Seminar, English, 2 SWS, 2 ECTS
Thursdays, 14:30-18:30 h, bi-weekly: 26.10., 9.11., 23.11., 7.12, 21.12.2023, 18.1., 1.2., 15.2.2024, Hardenbergstr.33, room 004

Registration on Moodle starts 16.10.2023 / Anmeldung auf Moodle beginnt am 16.10.2023: https://moodle.udk-berlin.de/moodle/course/view.php?id=2014
Moodle Enrollment Key / Einschreibeschlüssel: practice

In recent years, claims for epistemological decolonization and justice for social minorities in several societies, have become unavoidable agendas in Western art. Although social issues centered on anti-racism, feminism, decoloniality and LGBTQ+ rights have driven museums to diversify their collections and to include artists from social minority groups in their exhibition programs, and counter-hegemonic notions of art and aesthetics have been intensely debated by academics, artists and curators - effective political and epistemic changes in the global contemporary art system have not yet happened. On the contrary, following the current neoliberal instrumentalization of identity-based agendas, the art system has assimilated these agendas through a process that, being driven mainly by the art market, depotentionalizes and commodifies them.

One option for this impasse lies in the need of reconsidering and reapplying erased memories, knowledges, cultures and ways of being, as well as establishing critical dialogues and non-hierarchical hybridizations between Western and non-Western epistemological matrices which oppose neoliberal capitalism. In this sense, the application of ‘quilombo’ – an autonomous form of community created by fugitive enslaved Afrodiasporic people in colonial Brazil – into the arts is an efficient method as it essentially is an anti-colonial and anti-capitalist principle. For centuries, the quilombo have configured a radical alternative to colonial/capitalist Brazilian society. Its collective form of self-governing social organization generates non-hierarchical ethno-racial and cultural relations, creating subjectivities, knowledges and modes of life that differ from hegemonic models imposed by colonialism/capitalism.
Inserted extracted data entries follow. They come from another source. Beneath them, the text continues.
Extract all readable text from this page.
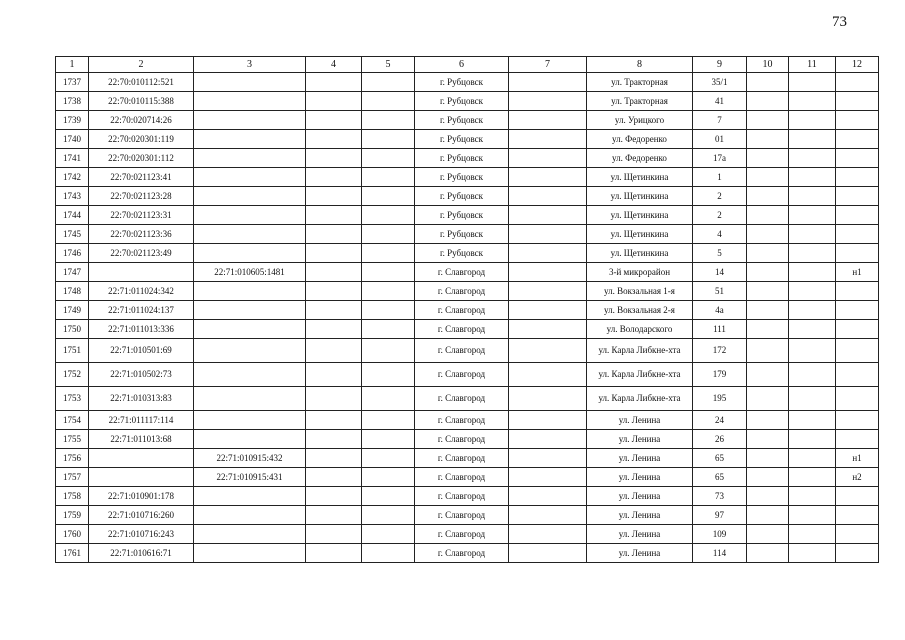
73
1	2	3	4	5	6	7	8	9	10	11	12
1737	22:70:010112:521				г. Рубцовск		ул. Тракторная	35/1			
1738	22:70:010115:388				г. Рубцовск		ул. Тракторная	41			
1739	22:70:020714:26				г. Рубцовск		ул. Урицкого	7			
1740	22:70:020301:119				г. Рубцовск		ул. Федоренко	01			
1741	22:70:020301:112				г. Рубцовск		ул. Федоренко	17а			
1742	22:70:021123:41				г. Рубцовск		ул. Щетинкина	1			
1743	22:70:021123:28				г. Рубцовск		ул. Щетинкина	2			
1744	22:70:021123:31				г. Рубцовск		ул. Щетинкина	2			
1745	22:70:021123:36				г. Рубцовск		ул. Щетинкина	4			
1746	22:70:021123:49				г. Рубцовск		ул. Щетинкина	5			
1747		22:71:010605:1481			г. Славгород		3-й микрорайон	14			н1
1748	22:71:011024:342				г. Славгород		ул. Вокзальная 1-я	51			
1749	22:71:011024:137				г. Славгород		ул. Вокзальная 2-я	4а			
1750	22:71:011013:336				г. Славгород		ул. Володарского	111			
1751	22:71:010501:69				г. Славгород		ул. Карла Либкне-хта	172			
1752	22:71:010502:73				г. Славгород		ул. Карла Либкне-хта	179			
1753	22:71:010313:83				г. Славгород		ул. Карла Либкне-хта	195			
1754	22:71:011117:114				г. Славгород		ул. Ленина	24			
1755	22:71:011013:68				г. Славгород		ул. Ленина	26			
1756		22:71:010915:432			г. Славгород		ул. Ленина	65			н1
1757		22:71:010915:431			г. Славгород		ул. Ленина	65			н2
1758	22:71:010901:178				г. Славгород		ул. Ленина	73			
1759	22:71:010716:260				г. Славгород		ул. Ленина	97			
1760	22:71:010716:243				г. Славгород		ул. Ленина	109			
1761	22:71:010616:71				г. Славгород		ул. Ленина	114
This Common Grounds seminar will reflect on and debate quilombos, the historical resistance that these communities have established against colonialism/capitalism since the 16th century, and discuss the possibility of ‘quilombizing’ artistic practice and art institutions - transforming them into self-governing community spaces that provide belonging for historically marginalized social groups. The memory, ancestrality, ethos, methodology, knowledge and, above all, the mode of social organization and being-in-common, generated by this practice will be analyzed so that we can establish a relationship between quilombo, contemporary art, and current anti-racist, anti-colonial and anti-capitalist socio-political struggles.

Common Grounds will study the ancestral knowledge of African matrices that gave a conceptual basis to quilombos, and pay special attention to the cultural and epistemological hybridization generated from the encounter between diverse diasporic black, Amerindian and white European peoples within quilombola communities.

The seminar will also critically reflect on recent attempts of applying quilombo into contemporary art. It will take into account the institutionalization and commodification of dissident practices and knowledges, as well as the neoliberal instrumentalization of identity-based agendas that can possibly occur in this process. In this sense, we will critically discuss the problematic relationship existing between counter-hegemonic memories, knowledges and practices such as quilombo and the mainstream art system, which is sustained by art institutions, academia, and the market.

The seminar is based on an essay I published in the ‘Setedelijk Journal’, which debates the possibilities of quilombizing individuals, institutions, and artistic practices as a means of countering the neoliberalization of dissident identities, practices and discourses into the art system: stedelijkstudies.com/journal/common-grounds-quilombizing-subject/



Requirements for the ungraded Studium Generale credit points: Attendance, active participation in conversations, course essay and/or presentation. Collective reading of theoretical works and discussions on historical and present quilombos, commons experiences, communal projects and social practices within the arts. The students will be motivated to develop collective projects under quilombist principles by taking into account the socio-political and cultural background of Berlin.

Filipe Lippe is a Brazilian artist, poet and researcher born in 1986 in Duque de Caxias and currently based in Berlin, Germany. He is a PhD candidate at the HFBK Hamburg, researching on historical trauma, racism, and (de)coloniality in the context of neoliberalism. He is particularly interested in Marxist theory, epistemic disobedience, decolonial thinking, Afrodiasporic music, pop counterculture, commons, quilombism, and political theory.